La question que nous nous sommes posée relève au départ de la curiosité : et si nous laissions temporairement de côté l’enjeu de la qualification du contrat par le juge pour envisager l’exercice de droits collectifs indépendamment du statut de ces travailleurs ? Envisager, en droit, l’exercice d’une faculté juridique sans identifier son champ d’application personnel peut sembler absurde. Il s’agit donc non pas d’éluder cet enjeu, mais plutôt de le reformuler : et si les travailleurs de plateformes, même en demeurant non-salariés, étaient malgré tout titulaires de droits collectifs leur permettant de défendre leurs intérêts collectifs face aux plateformes ? En d’autres termes, sont-ils titulaires du droit de constituer des syndicats et d’y adhérer, d’être protégés des discriminations syndicales et des discriminations pour faits de grève, et de conclure des accords collectifs avec les plateformes, notamment sur les questions tarifaires ?

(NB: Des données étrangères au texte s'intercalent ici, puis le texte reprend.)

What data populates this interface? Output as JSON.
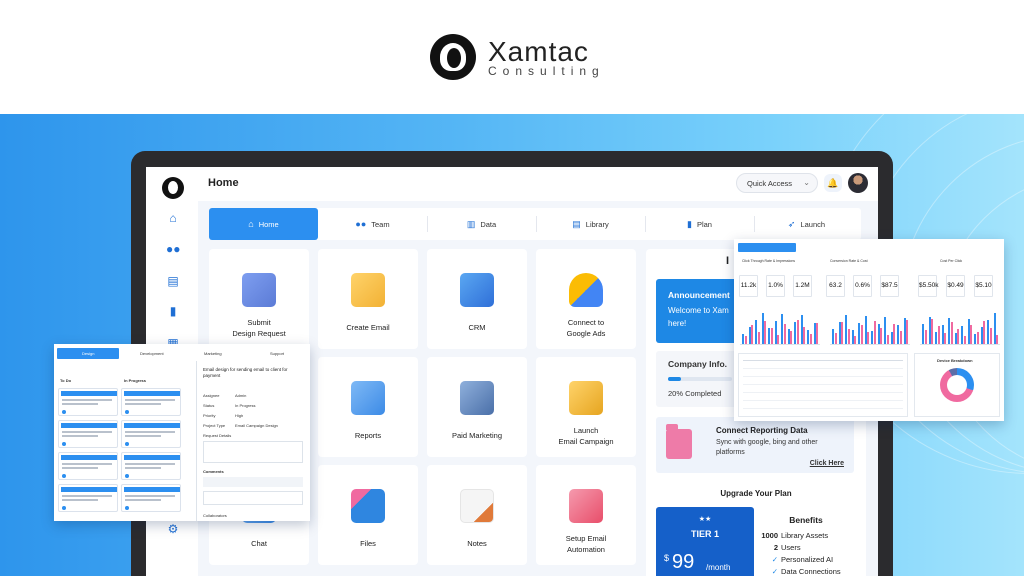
{
  "brand": {
    "name": "Xamtac",
    "sub": "Consulting"
  },
  "app": {
    "page_title": "Home",
    "quick_access": "Quick Access",
    "tabs": [
      {
        "label": "Home",
        "icon": "home-icon"
      },
      {
        "label": "Team",
        "icon": "team-icon"
      },
      {
        "label": "Data",
        "icon": "chart-icon"
      },
      {
        "label": "Library",
        "icon": "library-icon"
      },
      {
        "label": "Plan",
        "icon": "plan-icon"
      },
      {
        "label": "Launch",
        "icon": "rocket-icon"
      }
    ],
    "tiles": [
      {
        "label": "Submit Design Request",
        "l1": "Submit",
        "l2": "Design Request",
        "color": "#5b7bd6"
      },
      {
        "label": "Create Email",
        "l1": "Create Email",
        "l2": "",
        "color": "#f2b134"
      },
      {
        "label": "CRM",
        "l1": "CRM",
        "l2": "",
        "color": "#2f6fd8"
      },
      {
        "label": "Connect to Google Ads",
        "l1": "Connect to",
        "l2": "Google Ads",
        "color": "#fbbc04"
      },
      {
        "label": "Reports",
        "l1": "Reports",
        "l2": "",
        "color": "#3c8be6"
      },
      {
        "label": "Paid Marketing",
        "l1": "Paid Marketing",
        "l2": "",
        "color": "#4a6fa8"
      },
      {
        "label": "Launch Email Campaign",
        "l1": "Launch",
        "l2": "Email Campaign",
        "color": "#e6a520"
      },
      {
        "label": "Chat",
        "l1": "Chat",
        "l2": "",
        "color": "#3c8be6"
      },
      {
        "label": "Files",
        "l1": "Files",
        "l2": "",
        "color": "#2f86e0"
      },
      {
        "label": "Notes",
        "l1": "Notes",
        "l2": "",
        "color": "#e07a3a"
      },
      {
        "label": "Setup Email Automation",
        "l1": "Setup Email",
        "l2": "Automation",
        "color": "#e84e6a"
      }
    ],
    "panel": {
      "heading_partial": "I",
      "announcement_title": "Announcement",
      "announcement_text": "Welcome to Xam here!",
      "company_info_title": "Company Info.",
      "progress_percent": 20,
      "progress_text": "20% Completed",
      "reporting_title": "Connect Reporting Data",
      "reporting_text": "Sync with google, bing and other platforms",
      "reporting_link": "Click Here",
      "upgrade_title": "Upgrade Your Plan",
      "tier_stars": "★★",
      "tier_name": "TIER 1",
      "tier_currency": "$",
      "tier_price": "99",
      "tier_period": "/month",
      "benefits_title": "Benefits",
      "benefits": [
        {
          "n": "1000",
          "t": "Library Assets"
        },
        {
          "n": "2",
          "t": "Users"
        },
        {
          "n": "✓",
          "t": "Personalized AI"
        },
        {
          "n": "✓",
          "t": "Data Connections"
        }
      ]
    }
  },
  "overlay_task": {
    "tabs": [
      "Design",
      "Development",
      "Marketing",
      "Support"
    ],
    "columns": [
      "To Do",
      "In Progress"
    ],
    "detail_title": "Email design for sending email to client for payment",
    "fields": [
      "Assignee",
      "Status",
      "Priority",
      "Project Type",
      "Request Details"
    ],
    "values": [
      "Admin",
      "In Progress",
      "High",
      "Email Campaign Design"
    ],
    "comments_label": "Comments",
    "collaborators_label": "Collaborators"
  },
  "overlay_report": {
    "kpi_titles": [
      "Click Through Rate & Impressions",
      "Conversion Rate & Cost",
      "Cost Per Click"
    ],
    "kpis": [
      "11.2k",
      "1.0%",
      "1.2M",
      "63.2",
      "0.6%",
      "$87.5",
      "$5.50k",
      "$0.49",
      "$5.10"
    ],
    "donut_title": "Device Breakdown"
  },
  "colors": {
    "accent": "#2c8ff0",
    "brand_blue": "#1560c9",
    "pink": "#ee7ba8"
  }
}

La thèse analyse ainsi par quelles voies la titularité des droits collectifs des travailleurs de plateformes peut être garantie, y compris dans le cadre du travail non salarié. L’enjeu est scientifique, mais aussi très concret, car pour ces travailleurs particulièrement précaires, l’exercice de facultés juridiques leur permettant de se syndiquer et de négocier collectivement avec les plateformes peut constituer un levier en vue de l’amélioration de leurs conditions de travail.
 
Fabienne Muller & Nicolas Moizard : En 2016 les plateformes émergent au sein de notre économie et épousent différentes formes : de simples intermédiaires dépourvus de but lucratif aux plateformes assurant un service de transports, le juriste peine à identifier la véritable nature juridique de ces nouveaux acteurs de l’économie. Il y a pourtant urgence à se saisir de ces nouvelles entités qui montent en puissance et tentent d’échapper à toute forme d’encadrement. La première année de la recherche a donc consisté à étudier toutes les pratiques développées par les plateformes, les conflits suscités par leur activité en France et à l’international pour être en mesure d’identifier les opportunités et les risques et d’anticiper sur l’avenir. L’objectif était d’ancrer la recherche sur la réalité des pratiques : l’angle des relations collectives a été un pari très risqué à l’époque puisque le juriste était confronté à un désert juridique mais à de nombreux conflits sociaux : la révolte des chauffeurs de taxi et celle des livreurs à vélo, soit des travailleurs indépendants (au moins formellement) invoquant la concurrence déloyale d’une part et des conditions de travail dégradées d’autre part. Et de fait le droit de la concurrence et celui des relations collectives vont constituer deux axes majeurs de la thèse.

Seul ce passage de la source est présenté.